By 2050, the world's population is expected to grow to nine billion people, a population increase which will require boosting global food production by 70%, according to the UN's Food and Agriculture Office. And yet, according to a recent report by this same UN agency, 1.3 billion tons of food is wasted each year while nearly 900 million people around the world struggle each day with hunger.
In the U.S. alone, 40% of the food produced each year goes to waste. That's $165 billion worth of uneaten and wasted food, according to a report authored by the Natural Resources Defense Council.
Many factors contribute to food waste, including portion sizes which have ballooned in a little more than a generation. For example, between 1982 and 2002, the average pizza slice almost doubled in calories and even our humble dinner plate has increased two inches in diameter since the 1970s, according to Dana Gunders, an NRDC staff scientist and food waste expert.
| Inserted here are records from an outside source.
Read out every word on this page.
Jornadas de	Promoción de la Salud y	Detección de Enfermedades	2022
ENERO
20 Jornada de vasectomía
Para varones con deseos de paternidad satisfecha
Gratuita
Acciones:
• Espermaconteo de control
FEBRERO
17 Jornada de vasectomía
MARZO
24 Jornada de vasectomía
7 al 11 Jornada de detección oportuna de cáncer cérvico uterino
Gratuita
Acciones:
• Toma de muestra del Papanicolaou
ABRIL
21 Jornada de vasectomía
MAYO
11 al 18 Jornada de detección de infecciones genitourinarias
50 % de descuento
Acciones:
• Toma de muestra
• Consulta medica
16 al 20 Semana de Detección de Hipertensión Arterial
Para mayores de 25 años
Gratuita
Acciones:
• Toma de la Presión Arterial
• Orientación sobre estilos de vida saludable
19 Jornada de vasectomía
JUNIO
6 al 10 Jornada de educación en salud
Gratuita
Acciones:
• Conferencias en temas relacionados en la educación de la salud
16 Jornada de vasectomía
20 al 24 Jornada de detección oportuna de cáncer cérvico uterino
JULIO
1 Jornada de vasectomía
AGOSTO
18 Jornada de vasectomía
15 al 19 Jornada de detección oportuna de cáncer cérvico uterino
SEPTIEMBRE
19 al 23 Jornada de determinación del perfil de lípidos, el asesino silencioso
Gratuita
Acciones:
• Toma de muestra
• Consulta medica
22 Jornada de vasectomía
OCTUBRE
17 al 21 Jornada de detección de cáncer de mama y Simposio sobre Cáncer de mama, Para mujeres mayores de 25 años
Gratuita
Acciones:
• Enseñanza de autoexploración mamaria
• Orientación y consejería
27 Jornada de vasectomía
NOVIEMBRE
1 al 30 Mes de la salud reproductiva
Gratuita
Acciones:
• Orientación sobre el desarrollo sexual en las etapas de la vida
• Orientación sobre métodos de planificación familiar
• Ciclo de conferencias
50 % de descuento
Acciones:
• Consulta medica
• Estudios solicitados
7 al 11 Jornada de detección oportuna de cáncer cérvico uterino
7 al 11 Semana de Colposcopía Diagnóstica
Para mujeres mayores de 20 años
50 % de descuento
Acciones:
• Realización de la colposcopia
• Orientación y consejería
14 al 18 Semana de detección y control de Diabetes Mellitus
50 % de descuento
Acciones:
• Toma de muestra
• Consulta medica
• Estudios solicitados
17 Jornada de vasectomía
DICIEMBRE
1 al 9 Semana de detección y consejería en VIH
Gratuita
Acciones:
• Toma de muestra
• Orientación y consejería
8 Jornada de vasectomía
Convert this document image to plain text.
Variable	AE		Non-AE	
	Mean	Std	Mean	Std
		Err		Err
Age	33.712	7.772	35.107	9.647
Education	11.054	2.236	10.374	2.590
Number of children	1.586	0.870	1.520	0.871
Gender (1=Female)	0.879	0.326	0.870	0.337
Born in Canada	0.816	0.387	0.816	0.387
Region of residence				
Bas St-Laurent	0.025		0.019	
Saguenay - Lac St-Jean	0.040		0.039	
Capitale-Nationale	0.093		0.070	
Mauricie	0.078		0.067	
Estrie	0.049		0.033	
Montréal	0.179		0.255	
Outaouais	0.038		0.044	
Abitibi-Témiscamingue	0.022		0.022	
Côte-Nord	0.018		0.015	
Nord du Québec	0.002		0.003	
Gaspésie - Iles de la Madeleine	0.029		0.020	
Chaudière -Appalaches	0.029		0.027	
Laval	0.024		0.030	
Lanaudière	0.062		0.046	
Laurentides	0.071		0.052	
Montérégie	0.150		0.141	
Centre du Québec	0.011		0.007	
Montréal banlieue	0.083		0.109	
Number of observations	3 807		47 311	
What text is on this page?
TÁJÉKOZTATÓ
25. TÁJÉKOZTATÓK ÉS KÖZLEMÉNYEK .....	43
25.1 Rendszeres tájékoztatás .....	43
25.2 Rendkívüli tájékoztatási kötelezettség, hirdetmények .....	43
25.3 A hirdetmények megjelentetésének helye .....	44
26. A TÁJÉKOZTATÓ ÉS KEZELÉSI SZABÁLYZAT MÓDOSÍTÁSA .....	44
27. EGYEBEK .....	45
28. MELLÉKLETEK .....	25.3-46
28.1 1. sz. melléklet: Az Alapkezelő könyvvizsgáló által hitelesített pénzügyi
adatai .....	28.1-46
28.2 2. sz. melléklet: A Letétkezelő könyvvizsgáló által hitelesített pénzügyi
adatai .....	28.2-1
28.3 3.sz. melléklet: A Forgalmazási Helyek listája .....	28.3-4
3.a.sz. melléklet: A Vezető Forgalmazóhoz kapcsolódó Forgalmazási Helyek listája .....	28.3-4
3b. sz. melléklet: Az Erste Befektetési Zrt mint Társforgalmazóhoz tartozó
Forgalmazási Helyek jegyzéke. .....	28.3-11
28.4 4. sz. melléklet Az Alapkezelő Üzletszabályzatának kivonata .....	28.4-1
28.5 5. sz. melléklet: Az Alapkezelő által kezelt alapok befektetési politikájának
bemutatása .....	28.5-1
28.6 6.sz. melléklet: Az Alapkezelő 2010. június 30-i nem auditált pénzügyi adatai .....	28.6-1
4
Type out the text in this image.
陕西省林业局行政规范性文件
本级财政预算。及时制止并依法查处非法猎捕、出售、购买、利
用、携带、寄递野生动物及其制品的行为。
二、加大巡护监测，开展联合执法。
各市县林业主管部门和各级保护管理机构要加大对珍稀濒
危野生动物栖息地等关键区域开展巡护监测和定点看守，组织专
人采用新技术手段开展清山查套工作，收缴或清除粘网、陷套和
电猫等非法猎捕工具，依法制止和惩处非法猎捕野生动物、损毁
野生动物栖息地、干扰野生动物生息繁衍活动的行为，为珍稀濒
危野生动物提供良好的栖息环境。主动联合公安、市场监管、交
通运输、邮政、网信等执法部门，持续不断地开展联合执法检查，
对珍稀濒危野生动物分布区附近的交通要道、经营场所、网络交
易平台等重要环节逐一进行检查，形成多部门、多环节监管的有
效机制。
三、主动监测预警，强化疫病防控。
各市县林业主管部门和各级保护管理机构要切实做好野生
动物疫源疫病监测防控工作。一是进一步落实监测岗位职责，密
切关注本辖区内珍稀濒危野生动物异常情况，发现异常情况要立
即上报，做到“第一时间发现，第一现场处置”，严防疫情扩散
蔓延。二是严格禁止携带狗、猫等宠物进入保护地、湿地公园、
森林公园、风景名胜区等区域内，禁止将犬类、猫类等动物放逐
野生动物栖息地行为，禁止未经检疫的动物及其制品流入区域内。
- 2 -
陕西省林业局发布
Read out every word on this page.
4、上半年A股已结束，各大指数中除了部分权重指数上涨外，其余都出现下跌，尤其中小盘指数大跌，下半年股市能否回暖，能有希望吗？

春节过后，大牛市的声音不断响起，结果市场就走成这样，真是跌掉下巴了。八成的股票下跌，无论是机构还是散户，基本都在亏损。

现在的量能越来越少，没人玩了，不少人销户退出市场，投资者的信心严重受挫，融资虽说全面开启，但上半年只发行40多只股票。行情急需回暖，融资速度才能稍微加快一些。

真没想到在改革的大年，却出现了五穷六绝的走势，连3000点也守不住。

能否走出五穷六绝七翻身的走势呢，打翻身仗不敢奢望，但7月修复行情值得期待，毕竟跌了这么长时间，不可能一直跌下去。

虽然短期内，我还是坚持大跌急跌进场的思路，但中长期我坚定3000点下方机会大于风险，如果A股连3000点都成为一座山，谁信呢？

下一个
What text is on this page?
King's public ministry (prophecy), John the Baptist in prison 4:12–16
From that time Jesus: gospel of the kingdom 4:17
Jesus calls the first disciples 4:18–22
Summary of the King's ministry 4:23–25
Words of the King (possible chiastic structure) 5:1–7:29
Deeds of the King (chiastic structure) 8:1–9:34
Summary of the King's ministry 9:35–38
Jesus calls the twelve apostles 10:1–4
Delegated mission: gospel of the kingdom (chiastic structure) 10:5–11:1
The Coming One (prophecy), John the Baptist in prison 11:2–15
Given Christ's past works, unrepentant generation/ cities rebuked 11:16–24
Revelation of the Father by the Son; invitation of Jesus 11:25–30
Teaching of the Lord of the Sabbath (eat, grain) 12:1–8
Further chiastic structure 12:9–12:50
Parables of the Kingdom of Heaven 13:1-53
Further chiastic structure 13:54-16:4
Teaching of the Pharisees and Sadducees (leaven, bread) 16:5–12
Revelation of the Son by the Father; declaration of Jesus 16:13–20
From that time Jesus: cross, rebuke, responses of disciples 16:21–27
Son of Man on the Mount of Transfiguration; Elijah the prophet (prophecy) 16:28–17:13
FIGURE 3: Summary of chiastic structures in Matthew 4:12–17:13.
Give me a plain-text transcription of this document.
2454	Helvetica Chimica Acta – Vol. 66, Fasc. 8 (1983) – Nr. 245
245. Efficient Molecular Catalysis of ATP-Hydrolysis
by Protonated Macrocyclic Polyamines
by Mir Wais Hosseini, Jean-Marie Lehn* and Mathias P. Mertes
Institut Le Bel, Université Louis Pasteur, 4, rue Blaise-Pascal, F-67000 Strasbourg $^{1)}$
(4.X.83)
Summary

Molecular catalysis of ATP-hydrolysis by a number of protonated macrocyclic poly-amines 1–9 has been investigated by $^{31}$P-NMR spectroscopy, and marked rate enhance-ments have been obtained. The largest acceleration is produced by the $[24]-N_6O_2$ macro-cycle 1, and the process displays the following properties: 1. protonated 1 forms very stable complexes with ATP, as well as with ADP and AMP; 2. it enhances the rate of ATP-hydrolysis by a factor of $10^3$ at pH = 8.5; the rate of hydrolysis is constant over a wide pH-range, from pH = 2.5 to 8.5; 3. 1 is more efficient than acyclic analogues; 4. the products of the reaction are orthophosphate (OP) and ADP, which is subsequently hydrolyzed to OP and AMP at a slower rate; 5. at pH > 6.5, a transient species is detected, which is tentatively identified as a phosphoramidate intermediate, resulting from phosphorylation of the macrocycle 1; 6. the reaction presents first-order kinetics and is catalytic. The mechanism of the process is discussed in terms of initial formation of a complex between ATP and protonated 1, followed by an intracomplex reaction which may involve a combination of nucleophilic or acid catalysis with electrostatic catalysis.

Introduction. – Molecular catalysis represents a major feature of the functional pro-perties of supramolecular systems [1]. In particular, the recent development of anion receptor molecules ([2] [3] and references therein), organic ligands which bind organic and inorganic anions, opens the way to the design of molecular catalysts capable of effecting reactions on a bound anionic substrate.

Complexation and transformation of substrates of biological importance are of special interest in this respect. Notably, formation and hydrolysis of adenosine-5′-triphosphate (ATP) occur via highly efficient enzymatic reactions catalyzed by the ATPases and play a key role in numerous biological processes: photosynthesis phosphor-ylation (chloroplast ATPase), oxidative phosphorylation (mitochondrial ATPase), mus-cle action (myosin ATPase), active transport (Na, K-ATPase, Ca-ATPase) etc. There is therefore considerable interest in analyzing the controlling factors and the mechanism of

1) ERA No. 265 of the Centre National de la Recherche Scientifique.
Food waste occurs not just in our homes but in grocery stores, restaurants and farms. In fact, more than half of all the fruits and vegetables grown in the U.S. never get eaten, and most of this produce never even gets to market since it it doesn't meet size or appearance specifications for retail sale.
Another culprit of food waste can be found in the use or sell by or "best before" dates stamped on practically any packaged food. As a new report co-authored by the NRDC and the Harvard Food Law and Policy Clinic makes clear, those dates are placed by the manufacturer to indicate a product's freshness, not its safety.